Kuesioner yang digunakan Wangsarahardja, dkk (2007) untuk mengukur
kualitas hidup berbeda dengan kuesioner yang akan digunakan dalam penelitian
kali ini, Wangsarahardja menggunakan kuesioner WHOQoL-OLD (World Health
Organization Quality of Life for Older Person) sedangkan penelitian kali ini
menggunakan kuesioner GOHAI dari Atchinson & Dolan (1990). Penelitian
berbeda pula dari segi batasan populasi dan teknik pengambilan sampel.
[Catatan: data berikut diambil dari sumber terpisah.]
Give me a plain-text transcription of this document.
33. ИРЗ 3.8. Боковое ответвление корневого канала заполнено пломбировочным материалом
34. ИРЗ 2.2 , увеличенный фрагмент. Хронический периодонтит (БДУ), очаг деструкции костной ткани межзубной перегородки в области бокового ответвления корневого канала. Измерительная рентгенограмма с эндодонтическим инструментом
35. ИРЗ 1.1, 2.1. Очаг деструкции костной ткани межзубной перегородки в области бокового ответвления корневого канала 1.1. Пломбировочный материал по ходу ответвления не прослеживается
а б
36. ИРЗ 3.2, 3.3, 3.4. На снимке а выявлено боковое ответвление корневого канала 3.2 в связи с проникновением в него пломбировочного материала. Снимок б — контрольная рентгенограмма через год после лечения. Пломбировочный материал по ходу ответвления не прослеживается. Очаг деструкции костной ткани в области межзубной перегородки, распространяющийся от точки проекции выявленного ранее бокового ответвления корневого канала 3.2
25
Penulis
mencoba mengendalikan status sosial ekonomi, dengan meneliti lansia yang
tinggal di panti wredha sehingga didapatkan subjek yang homogen.
D. Tujuan Penelitian
Penelitian ini bertujuan untuk mengetahui hubungan antara status karies
gigi dengan kualitas hidup terkait kesehatan mulut pada lansia di panti wredha
swasta yang ada di Kota Yogyakarta.
E. Manfaat Penelitian
1.

Untuk Masyarakat
Penelitian ini diharapkan dapat memberi pengetahuan kepada masyarakat

terutama lanjut usia, tentang pentingnya menjaga kesehatan gigi dan mulut,
seberapa jauh pengaruhnya terhadap kualitas hidup, serta pentingnya pemeriksaan
dan perawatan gigi karies dan gigi yang hilang agar kualitas hidup tetap terjaga
dengan baik.

2.

Untuk Perencana / Perancang Kebijakan Kesehatan


Dengan adanya penelitian ini, diharapkan dapat memberi masukan kepada

perencana/perancang kebijakan kesehatan untuk terus meningkatkan upaya


health promotion dengan tidak mengesampingkan upaya oral health promotion
untuk meningkatkan kualitas hidup lansia di Kota Yogyakata. Selain itu
penelitian ini diharapkan dapat memotivasi perencana / perancang kebijakan
kesehatan untuk membangun program pemeriksaan kesehatan umum serta
kesehatan gigi dan mulut rutin untuk lanjut usia di panti wredha yang ada di Kota
Yogyakarta.
3.

Untuk Pihak Panti Wredha


Diharapkan dengan adanya penelitian ini kesehatan gigi dan mulut lansia

di panti wredha dapat ditingkatkan dan lebih diperhatikan.


4.

Untuk Peneliti
Bagi peneliti sendiri merupakan pengalaman berharga di bidang penelitian

dan dalam penulisan skripsi tentang hubungan antara status karies gigi dengan
kualitas hidup pada lanjut usia di panti wredha swasta yang ada di Kota
Yogyakarta, Daerah Istimewa Yogyakarta.